«Insieme con me c'è mia moglie, la mia famiglia, tutti siamo pieni di dolore. Vorrei pensare al mio orto in Sardegna e invece...». Invece deve pensare a sua figlia, rinchiusa in carcere in Ungheria da 13 mesi, ha smesso di fare l’ingegnere e si è trovato a fare l’attivista per i diritti umani 24 ore su 24. Lui è Roberto Salis, cagliaritano, padre di Ilaria, la trentanovenne militante antifascista è accusata di lesioni aggravate ai danni di due nazisti. Un regime carcerario, il suo, che ha fatto discutere per le condizioni in cui da mesi è costretta a vivere. Le sue immagini con mani e piedi incatenati hanno fatto il giro del mondo.

Ora per l'insegnante reclusa in un Paese che non va tanto per il sottile con pene e diritti dei detenuti è arrivata la candidatura alle Europee, con Alleanza Verdi e Sinistra. Ma il padre non vuole parlare di politica.  Racconta di lei: «Le sue condizioni carcerarie sono un po' migliorate»,  dice Roberto Salis  nel corso di un incontro a Napoli, «Ilaria sta abbastanza bene, è una donna molto forte, ha avuto un periodo molto duro, soprattutto i primi 35 giorni di detenzione sono stati difficili. Noi non avevamo contezza di quello che stava passando e questo per me è stato un grave cruccio. Adesso sta meglio. Con l'ultimo pacco consegnato dall'ambasciata finalmente è riuscita a ricevere un phon e dopo 14 mesi è riuscita ad asciugarsi i capelli con uno strumento evoluto».

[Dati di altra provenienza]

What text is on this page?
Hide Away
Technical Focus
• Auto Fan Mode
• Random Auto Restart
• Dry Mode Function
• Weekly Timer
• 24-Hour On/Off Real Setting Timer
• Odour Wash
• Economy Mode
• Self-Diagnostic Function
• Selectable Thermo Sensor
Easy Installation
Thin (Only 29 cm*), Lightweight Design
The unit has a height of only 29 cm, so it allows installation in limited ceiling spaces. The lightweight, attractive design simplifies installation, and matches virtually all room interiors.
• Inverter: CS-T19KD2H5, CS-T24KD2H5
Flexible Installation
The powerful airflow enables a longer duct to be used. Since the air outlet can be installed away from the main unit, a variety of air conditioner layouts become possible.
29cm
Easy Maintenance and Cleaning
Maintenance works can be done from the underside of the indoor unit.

Salis racconta della candidatura di Ilaria «un processo difficile, visto che con lei riesco a parlare solo dieci minuti al giorno». Parla del presidente Mattarella, della sua «inattesa disponibilità» e di come in primis Ilaria (per la quale è come un «nonno affettuoso») abbia voluto fargli sapere della sua candidatura, «per non creare problemi e imbarazzi».

In tanti, ammette Roberto Salis, gli hanno «sbattuto la porta in faccia» e non ci sta che l'Italia non sia «in grado di far rispettare anche in altri Paesi la Costituzione. Noi abbiamo l'articolo 3  che dice che tutti i cittadini devono avere lo stesso trattamento davanti alla legge, non si dice in quale Paese. Chi ha scritto la Costituzione era un pochino più saggio della media politica che abbiamo attualmente», sbotta.

E poi: «Sono convinto che non siamo noi a dover lavorare per le istituzioni, sono le istituzioni che devono lavorare per noi, perché siamo cittadini e non siamo sudditi. Nel momento in cui c'è una cittadina italiana chiusa in cella, che non può parlare con i genitori, che parla solo con gli avvocati ungheresi, se la famiglia non può intervenire ci vuole un'azione importante delle istituzioni italiane - ribadisce -. In quel caso doveva essere l'Ambasciata a non stare lì passivamente a guardare, ma doveva segnalare».

Gli viene chiesto come sia cambiata la sua vita. Roberto Salis resta per un attimo in silenzio. Poi, commosso, dice: «Insieme con me c'è mia moglie, la mia famiglia, tutti siamo pieni di dolore. Vorrei pensare al mio orto in Sardegna e invece...». E guai a chiedergli, invece, di cosa ne pensa delle risoluzioni che l'Italia non rispetta: «Io non faccio politica, io faccio e voglio fare solo il papà».